Ndeitunga's warning follows a failed demonstration by Mishake Muyongo-led United Democratic Party (UDP) supporters who last week clashed with the Namibian police in Katima Mulilo after they attempted to hold a 'peaceful demonstration.' UDP is currently banned in Namibia for advocating for the secession of the former Caprivi region from Namibia.
Many of the people that participated in the demonstration that had to be halted by the Namibian police are Namibians who were recently voluntarily repatriated from the Dukwe refugee camp in Botswana where they have been sheltered for over 20 years.
"These people should not think that we have forgotten (about the secessionist uprising), there are families who are still mourning the loss of loved ones who died during secessionist attacks in Katima Mulilo on 2nd of August 1999," Ndeitunga said.
"The issue of Caprivi is a closed case, as an internal law agency, we will not tolerate people who are here to provoke peace, we will not allow anyone to bring up cases that was dealt with in a court of law, we will not look at them as Christmas trees," Ndeitunga added.
"We don't have a problem with people expressing their feelings or ideas freely but this particular demonstration we will not allow, these people are provoking peace, we have people in prisons because they committed high treason and we cannot allow people outside to demonstrate about the same issue," he said.
The seemingly pro-secessionist group on Monday last week attempted to march to the office of the Zambezi regional governor, Lawrence Sampofu, to hand over a petition listing their demands on government.
The group and their sympathisers, particularly members of the Caprivi Concerned Group (CCG), under the umbrella of the outlawed UDP, gathered at the Katima Mulilo open market in an attempt to march to the governor's office.
The demonstrators' plans were quashed when heavily armed members of the Namibian police intercepted them and ordered them to disperse.
According to UDP chairperson Bothman Ntesa, they approached the station commander's office to give their notice for the planned demonstration, but they were reportedly cold-shouldered.
"They are claiming that we did not follow the correct procedures of getting the response, of which we did, because I have the knowledge of us taking the date notice to the regional office," said Ntesa.
He added that despite doing all they were told to do, they were not given feedback.
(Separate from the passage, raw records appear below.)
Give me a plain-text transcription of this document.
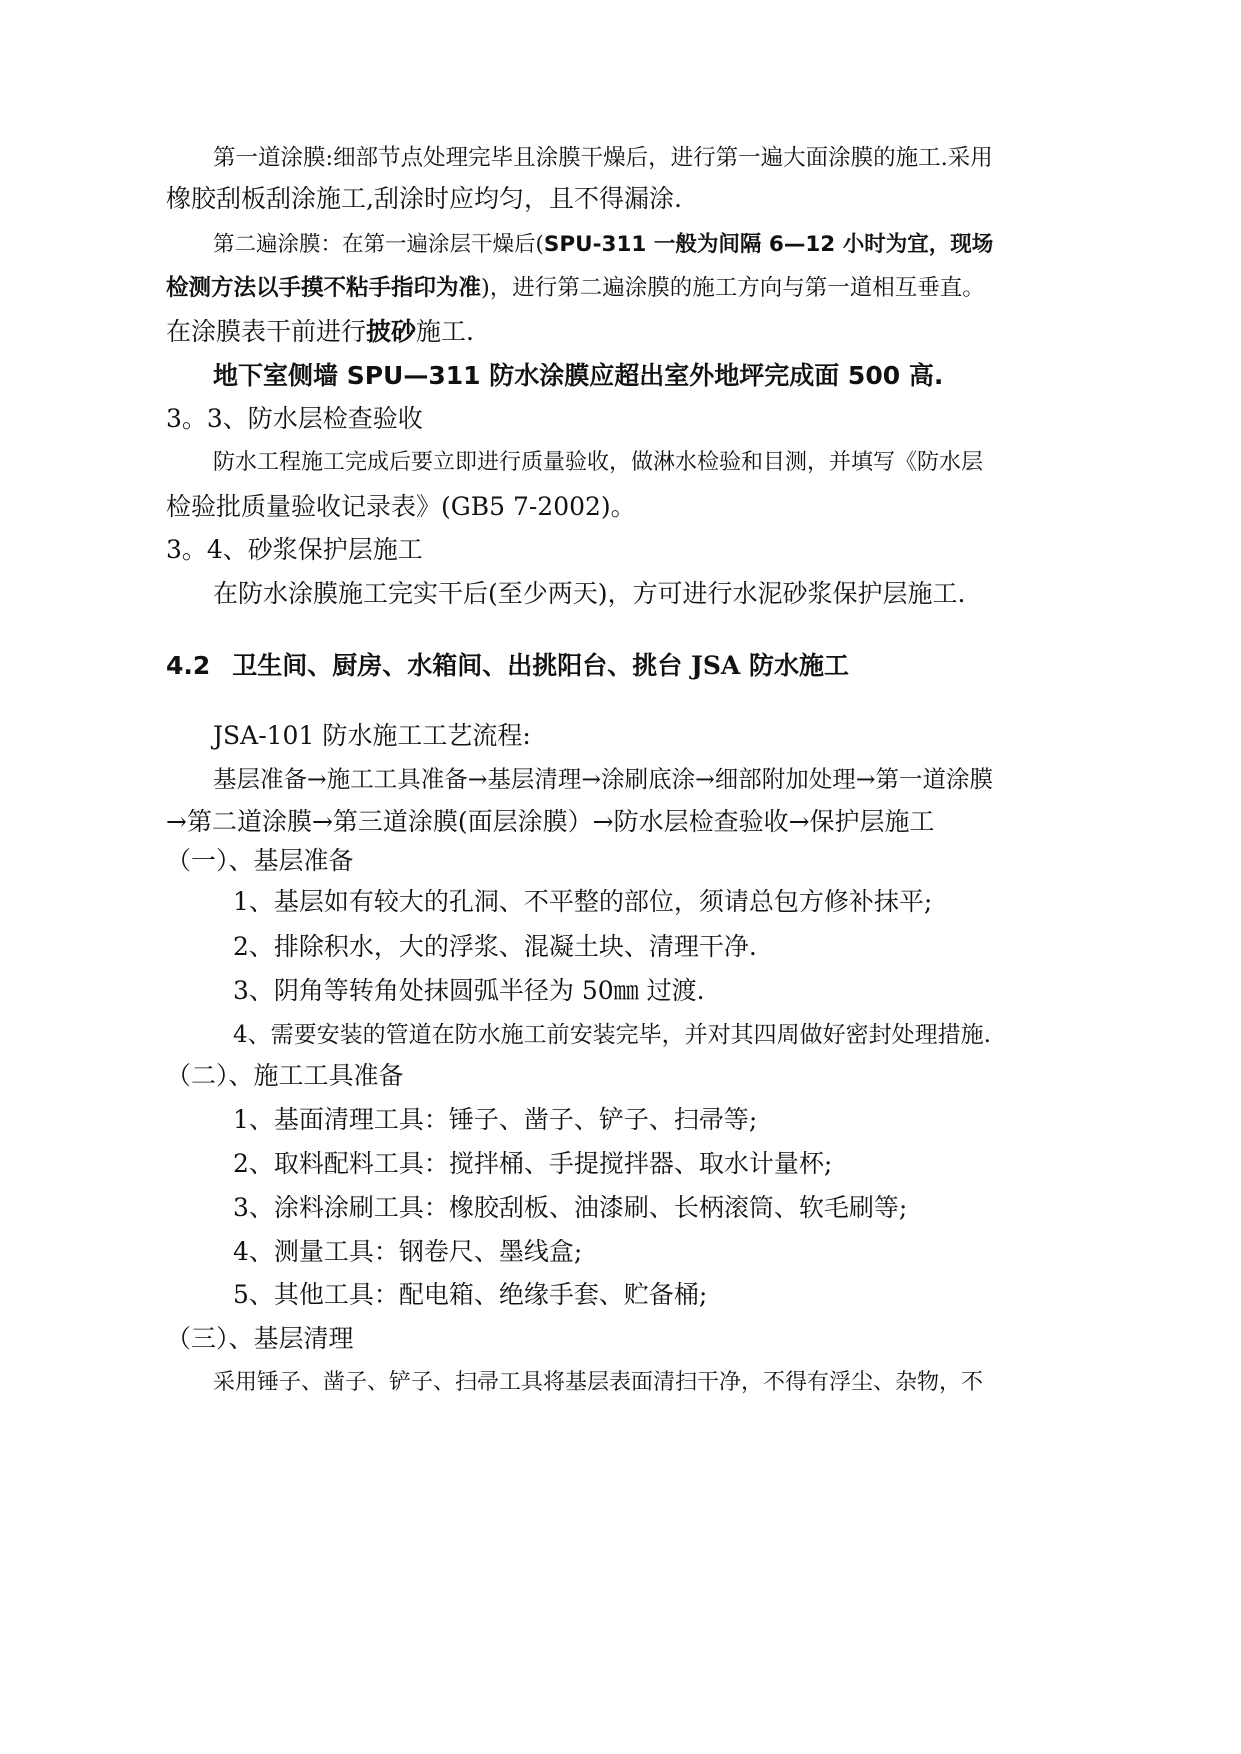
第一道涂膜:细部节点处理完毕且涂膜干燥后，进行第一遍大面涂膜的施工.采用
橡胶刮板刮涂施工,刮涂时应均匀，且不得漏涂.
第二遍涂膜：在第一遍涂层干燥后(SPU-311 一般为间隔 6—12 小时为宜，现场
检测方法以手摸不粘手指印为准)，进行第二遍涂膜的施工方向与第一道相互垂直。
在涂膜表干前进行披砂施工.
地下室侧墙 SPU—311 防水涂膜应超出室外地坪完成面 500 高.
3。3、防水层检查验收
防水工程施工完成后要立即进行质量验收，做淋水检验和目测，并填写《防水层
检验批质量验收记录表》(GB5 7-2002)。
3。4、砂浆保护层施工
在防水涂膜施工完实干后(至少两天)，方可进行水泥砂浆保护层施工.
4.2 卫生间、厨房、水箱间、出挑阳台、挑台 JSA 防水施工
JSA-101 防水施工工艺流程:
基层准备→施工工具准备→基层清理→涂刷底涂→细部附加处理→第一道涂膜
→第二道涂膜→第三道涂膜(面层涂膜）→防水层检查验收→保护层施工
（一）、基层准备
1、基层如有较大的孔洞、不平整的部位，须请总包方修补抹平;
2、排除积水，大的浮浆、混凝土块、清理干净.
3、阴角等转角处抹圆弧半径为 50㎜ 过渡.
4、需要安装的管道在防水施工前安装完毕，并对其四周做好密封处理措施.
（二）、施工工具准备
1、基面清理工具：锤子、凿子、铲子、扫帚等;
2、取料配料工具：搅拌桶、手提搅拌器、取水计量杯;
3、涂料涂刷工具：橡胶刮板、油漆刷、长柄滚筒、软毛刷等;
4、测量工具：钢卷尺、墨线盒;
5、其他工具：配电箱、绝缘手套、贮备桶;
（三）、基层清理
采用锤子、凿子、铲子、扫帚工具将基层表面清扫干净，不得有浮尘、杂物，不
Ntesa said they will regroup and look for a way forward.
"We will follow the correct procedures. We have not stopped, we are still following the correct procedures."
The group's petition said the demonstration on Monday is a reaffirmation of the position of the UDP members that "Caprivi Strip is legally not part of Namibia and that the majority of Caprivians want Caprivi to be free and independent as they have the right to self-determination."
Nampa also quoted Ntesa as saying: "We want the world to hear our cry because since we went to Botswana in 1998, we have been communicating to the Namibian government to resolve the Caprivi political dispute peacefully through a dialogue and referendum, but the Namibian government hasn't allowed us to do that up to date."